Mindanao: un nouveau Centre pour une réponse plus rapide face aux risques explosifs

6 janvier 2026 /  Orlane Lagarde
Au sud des Philippines, l’île de Mindanao reste lourdement contaminée par des munitions non explosées ou abandonnées, héritage de décennies de conflit armé. Présents dans les champs, près des habitations ou sur les chemins empruntés par les enfants, ces engins représentent une menace permanente pour les communautés.

Jusqu’à récemment, beaucoup d’habitant·es hésitaient à signaler leur présence, par peur, par méfiance ou par manque d’information. Résultat: des munitions restaient sur place pendant des semaines, voire des mois, exposant les populations à des accidents graves — parfois mortels.

Sans mesurer le danger de leurs gestes, certaines personnes récupèrent des munitions non explosées et les transforment en objets du quotidien, comme des cloches pour les écoles. 

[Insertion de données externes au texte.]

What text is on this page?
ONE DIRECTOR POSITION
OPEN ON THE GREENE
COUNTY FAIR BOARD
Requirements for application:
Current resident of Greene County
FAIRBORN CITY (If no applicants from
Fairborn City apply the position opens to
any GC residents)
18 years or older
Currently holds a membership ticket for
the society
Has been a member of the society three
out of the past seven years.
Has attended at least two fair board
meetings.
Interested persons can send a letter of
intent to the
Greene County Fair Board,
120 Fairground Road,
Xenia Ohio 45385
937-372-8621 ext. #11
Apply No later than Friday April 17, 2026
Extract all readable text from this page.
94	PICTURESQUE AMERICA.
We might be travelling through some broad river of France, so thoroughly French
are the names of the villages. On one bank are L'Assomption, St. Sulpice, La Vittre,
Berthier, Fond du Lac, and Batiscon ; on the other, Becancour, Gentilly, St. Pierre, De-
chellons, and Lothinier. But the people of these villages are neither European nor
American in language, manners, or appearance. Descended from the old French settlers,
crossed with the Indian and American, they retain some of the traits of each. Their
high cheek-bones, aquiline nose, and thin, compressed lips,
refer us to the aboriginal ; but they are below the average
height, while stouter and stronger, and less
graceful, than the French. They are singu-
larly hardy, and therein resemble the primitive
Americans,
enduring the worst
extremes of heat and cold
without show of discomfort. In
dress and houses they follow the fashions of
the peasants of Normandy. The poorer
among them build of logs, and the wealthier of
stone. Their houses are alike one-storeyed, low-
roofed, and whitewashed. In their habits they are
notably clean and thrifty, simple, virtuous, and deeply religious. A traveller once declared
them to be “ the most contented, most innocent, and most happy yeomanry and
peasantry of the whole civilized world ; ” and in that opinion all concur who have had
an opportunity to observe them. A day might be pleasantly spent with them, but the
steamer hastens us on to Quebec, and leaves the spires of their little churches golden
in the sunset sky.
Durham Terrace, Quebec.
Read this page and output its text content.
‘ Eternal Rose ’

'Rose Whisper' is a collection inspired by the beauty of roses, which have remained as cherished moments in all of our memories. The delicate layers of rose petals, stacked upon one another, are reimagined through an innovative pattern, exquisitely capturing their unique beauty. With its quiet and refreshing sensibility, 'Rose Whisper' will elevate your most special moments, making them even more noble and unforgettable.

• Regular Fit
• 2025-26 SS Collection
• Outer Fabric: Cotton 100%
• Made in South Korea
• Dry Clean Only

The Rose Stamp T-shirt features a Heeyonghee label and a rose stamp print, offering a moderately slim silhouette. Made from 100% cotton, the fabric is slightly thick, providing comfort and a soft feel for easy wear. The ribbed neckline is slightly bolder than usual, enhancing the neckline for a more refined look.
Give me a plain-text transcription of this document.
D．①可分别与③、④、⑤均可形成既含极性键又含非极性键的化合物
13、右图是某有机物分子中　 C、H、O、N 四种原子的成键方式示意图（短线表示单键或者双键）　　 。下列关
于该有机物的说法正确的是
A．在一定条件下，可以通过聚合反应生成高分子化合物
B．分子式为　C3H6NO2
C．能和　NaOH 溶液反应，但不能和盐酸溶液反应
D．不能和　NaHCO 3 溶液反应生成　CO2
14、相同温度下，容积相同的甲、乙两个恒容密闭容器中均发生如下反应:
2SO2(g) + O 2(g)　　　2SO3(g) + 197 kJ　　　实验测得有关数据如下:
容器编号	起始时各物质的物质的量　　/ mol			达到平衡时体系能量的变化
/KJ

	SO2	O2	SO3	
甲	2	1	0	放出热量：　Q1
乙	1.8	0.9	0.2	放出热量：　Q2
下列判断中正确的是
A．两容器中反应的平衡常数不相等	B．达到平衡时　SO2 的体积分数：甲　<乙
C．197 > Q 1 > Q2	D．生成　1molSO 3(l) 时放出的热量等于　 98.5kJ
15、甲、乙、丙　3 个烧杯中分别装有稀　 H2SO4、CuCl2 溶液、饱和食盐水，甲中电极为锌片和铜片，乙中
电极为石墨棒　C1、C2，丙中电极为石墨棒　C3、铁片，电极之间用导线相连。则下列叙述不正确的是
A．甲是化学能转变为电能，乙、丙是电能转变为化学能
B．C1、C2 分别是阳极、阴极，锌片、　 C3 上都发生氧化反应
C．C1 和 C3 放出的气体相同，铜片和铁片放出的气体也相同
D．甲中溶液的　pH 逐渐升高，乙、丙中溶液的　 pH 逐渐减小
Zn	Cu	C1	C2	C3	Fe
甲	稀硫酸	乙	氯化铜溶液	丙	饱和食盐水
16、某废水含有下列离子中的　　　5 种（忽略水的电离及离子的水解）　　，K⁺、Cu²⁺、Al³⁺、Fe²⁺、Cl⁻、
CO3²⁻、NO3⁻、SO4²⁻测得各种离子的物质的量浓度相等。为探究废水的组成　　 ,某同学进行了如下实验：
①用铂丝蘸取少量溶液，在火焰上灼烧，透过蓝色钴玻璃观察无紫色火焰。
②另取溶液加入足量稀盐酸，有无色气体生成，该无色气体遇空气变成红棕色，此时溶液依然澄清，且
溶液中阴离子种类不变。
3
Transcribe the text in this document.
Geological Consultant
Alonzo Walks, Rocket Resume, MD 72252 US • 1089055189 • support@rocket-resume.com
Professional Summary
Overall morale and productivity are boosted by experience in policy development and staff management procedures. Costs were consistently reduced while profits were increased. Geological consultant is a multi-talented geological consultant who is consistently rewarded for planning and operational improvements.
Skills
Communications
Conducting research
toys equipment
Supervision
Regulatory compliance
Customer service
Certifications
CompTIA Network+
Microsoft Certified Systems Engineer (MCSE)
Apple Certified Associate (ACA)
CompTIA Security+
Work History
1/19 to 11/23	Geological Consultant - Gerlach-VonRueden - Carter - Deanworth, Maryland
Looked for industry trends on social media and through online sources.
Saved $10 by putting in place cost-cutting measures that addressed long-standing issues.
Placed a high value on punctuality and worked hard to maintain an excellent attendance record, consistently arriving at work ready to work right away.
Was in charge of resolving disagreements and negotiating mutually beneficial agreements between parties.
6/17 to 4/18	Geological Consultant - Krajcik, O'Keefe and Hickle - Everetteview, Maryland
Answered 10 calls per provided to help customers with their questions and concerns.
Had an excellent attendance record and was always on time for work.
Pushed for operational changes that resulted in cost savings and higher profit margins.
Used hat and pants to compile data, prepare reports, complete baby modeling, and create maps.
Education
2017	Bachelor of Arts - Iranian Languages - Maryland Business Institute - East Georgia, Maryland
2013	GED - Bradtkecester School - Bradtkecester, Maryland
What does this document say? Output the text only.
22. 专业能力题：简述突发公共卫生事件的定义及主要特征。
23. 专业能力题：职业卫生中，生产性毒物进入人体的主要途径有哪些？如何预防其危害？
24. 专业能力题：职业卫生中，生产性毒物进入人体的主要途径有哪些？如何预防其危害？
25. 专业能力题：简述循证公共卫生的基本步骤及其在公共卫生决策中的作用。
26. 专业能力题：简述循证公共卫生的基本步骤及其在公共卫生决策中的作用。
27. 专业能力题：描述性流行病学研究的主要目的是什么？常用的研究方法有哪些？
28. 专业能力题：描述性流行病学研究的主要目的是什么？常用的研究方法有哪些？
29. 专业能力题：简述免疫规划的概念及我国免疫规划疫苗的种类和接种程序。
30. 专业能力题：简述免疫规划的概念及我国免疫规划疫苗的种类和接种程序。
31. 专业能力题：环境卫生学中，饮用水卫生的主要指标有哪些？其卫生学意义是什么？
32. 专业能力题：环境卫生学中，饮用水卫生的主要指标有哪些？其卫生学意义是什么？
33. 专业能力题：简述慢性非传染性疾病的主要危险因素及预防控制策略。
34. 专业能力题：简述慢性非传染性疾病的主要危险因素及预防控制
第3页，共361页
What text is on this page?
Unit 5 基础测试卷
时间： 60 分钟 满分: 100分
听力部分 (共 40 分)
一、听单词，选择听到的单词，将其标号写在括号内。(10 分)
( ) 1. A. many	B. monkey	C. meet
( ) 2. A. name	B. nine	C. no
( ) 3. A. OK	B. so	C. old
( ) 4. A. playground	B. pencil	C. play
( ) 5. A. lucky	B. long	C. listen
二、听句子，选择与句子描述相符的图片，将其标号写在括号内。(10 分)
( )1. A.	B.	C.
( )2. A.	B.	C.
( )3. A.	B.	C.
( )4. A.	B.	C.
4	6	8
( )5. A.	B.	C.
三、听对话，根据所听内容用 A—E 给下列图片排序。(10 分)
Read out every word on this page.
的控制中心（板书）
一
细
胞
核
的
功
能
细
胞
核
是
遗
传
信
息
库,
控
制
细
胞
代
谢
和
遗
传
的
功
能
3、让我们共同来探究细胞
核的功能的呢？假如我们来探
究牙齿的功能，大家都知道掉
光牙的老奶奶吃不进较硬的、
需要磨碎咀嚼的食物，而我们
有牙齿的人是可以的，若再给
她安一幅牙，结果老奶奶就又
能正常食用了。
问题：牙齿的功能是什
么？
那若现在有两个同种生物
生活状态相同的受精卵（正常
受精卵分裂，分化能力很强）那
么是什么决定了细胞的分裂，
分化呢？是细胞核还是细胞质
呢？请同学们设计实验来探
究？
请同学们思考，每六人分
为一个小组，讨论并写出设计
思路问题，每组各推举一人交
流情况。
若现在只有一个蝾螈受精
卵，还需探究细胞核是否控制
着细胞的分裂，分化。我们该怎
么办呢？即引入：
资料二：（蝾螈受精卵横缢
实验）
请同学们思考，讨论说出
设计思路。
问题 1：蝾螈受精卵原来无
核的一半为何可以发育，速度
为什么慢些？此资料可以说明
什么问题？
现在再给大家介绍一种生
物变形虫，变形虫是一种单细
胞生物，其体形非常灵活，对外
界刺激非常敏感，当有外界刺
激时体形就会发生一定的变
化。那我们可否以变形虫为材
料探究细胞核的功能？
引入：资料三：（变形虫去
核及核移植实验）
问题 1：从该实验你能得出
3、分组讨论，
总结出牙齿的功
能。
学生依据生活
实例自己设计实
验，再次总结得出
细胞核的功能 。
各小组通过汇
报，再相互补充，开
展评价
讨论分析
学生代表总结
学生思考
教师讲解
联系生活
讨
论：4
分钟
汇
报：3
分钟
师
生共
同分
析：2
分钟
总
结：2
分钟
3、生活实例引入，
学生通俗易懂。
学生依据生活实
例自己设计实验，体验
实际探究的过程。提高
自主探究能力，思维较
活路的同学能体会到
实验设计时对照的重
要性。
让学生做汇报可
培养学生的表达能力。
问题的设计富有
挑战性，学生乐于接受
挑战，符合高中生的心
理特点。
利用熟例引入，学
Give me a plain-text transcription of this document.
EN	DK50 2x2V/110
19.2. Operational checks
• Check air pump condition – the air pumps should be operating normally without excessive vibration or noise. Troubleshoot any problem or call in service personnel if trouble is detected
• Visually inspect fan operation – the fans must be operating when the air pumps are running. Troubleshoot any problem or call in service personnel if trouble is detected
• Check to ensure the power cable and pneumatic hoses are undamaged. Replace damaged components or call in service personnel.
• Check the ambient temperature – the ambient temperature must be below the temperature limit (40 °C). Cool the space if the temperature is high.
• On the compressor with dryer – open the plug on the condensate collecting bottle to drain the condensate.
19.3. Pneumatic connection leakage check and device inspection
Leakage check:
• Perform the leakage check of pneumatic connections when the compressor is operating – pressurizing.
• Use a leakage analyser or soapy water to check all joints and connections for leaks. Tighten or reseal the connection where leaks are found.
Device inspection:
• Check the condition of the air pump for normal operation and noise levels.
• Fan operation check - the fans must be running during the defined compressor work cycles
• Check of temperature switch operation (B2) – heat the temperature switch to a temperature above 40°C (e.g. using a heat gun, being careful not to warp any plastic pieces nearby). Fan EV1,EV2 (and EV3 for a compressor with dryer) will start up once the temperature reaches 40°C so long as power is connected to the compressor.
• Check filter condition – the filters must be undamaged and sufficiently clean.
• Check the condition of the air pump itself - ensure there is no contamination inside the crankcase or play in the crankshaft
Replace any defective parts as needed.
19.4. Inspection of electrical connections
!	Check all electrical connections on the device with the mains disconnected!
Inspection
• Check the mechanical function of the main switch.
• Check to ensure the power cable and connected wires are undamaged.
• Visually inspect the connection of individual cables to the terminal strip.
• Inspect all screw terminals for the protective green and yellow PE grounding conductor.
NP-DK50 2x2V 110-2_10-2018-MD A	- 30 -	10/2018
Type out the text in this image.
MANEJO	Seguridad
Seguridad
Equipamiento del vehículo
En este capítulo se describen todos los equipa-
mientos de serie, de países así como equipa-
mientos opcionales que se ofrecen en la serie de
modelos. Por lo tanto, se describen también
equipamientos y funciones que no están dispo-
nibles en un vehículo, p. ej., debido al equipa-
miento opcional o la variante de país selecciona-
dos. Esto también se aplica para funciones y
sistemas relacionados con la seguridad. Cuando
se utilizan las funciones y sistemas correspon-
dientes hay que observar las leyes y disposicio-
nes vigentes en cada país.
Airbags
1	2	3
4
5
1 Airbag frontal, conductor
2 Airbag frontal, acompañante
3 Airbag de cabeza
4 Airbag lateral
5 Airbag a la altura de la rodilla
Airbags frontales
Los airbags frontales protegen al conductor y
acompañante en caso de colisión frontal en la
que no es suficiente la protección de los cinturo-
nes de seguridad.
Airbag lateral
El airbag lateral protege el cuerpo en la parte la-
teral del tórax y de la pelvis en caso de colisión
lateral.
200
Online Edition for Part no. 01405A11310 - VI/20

Aujourd’hui, la situation a changé. Le 28 novembre 2025, un Centre opérationnel dédié à la gestion et à la réponse aux dangers explosifs a été inauguré à Mindanao. Créé en collaboration avec la FSD et les parties engagées dans le processus de paix, et réunissant police et armée philippines, ce centre permet désormais une réaction rapide, coordonnée et efficace face à toute alerte.

« Avant l’existence du Centre, la découverte de munitions non explosées provoquait une peur paralysante et perturbait l’économie locale », explique Cristian Miko Lim, du Comité de coordination pour la cessation des hostilités. 

« Maintenant que le Centre est pleinement opérationnel, tout appel concernant un explosif suspect déclenche une intervention rapide dans un délai de 48 heures », explique l’officière de police Shahanie D. Les informations sont centralisées, les responsabilités clairement définies, et les équipes savent exactement comment agir pour prévenir les accidents. « Lorsqu’un appel concernant un engin explosif nous parvient, nous pouvons immédiatement rassembler toutes les informations nécessaires et coordonner la réponse depuis le Centre opérationnel », ajoute sa collègue Edna L.

La FSD a dispensé une formation de cinq jours au personnel du Centre, leur fournissant des conseils essentiels pour leur permettre d’agir plus rapidement et en toute sécurité en cas de découverte d’engins explosifs.

En parallèle, les équipes de la FSD poursuivent leurs efforts de sensibilisation pour apprendre aux habitant·es à reconnaître les engins dangereux, à s’en protéger, et encourager le signalement au Centre de tout engin suspect.

Au-delà de la réduction immédiate des risques, l’ouverture de ce Centre joue un rôle clé dans la consolidation de la paix. En réunissant autour d’un objectif commun des acteurs autrefois opposés, il contribue à rétablir la confiance entre les différentes parties au conflit. Cette coopération concrète, ancrée dans l’accord de paix, constitue une étape essentielle vers une sécurité durable pour les communautés et vers une paix qui se construit au quotidien.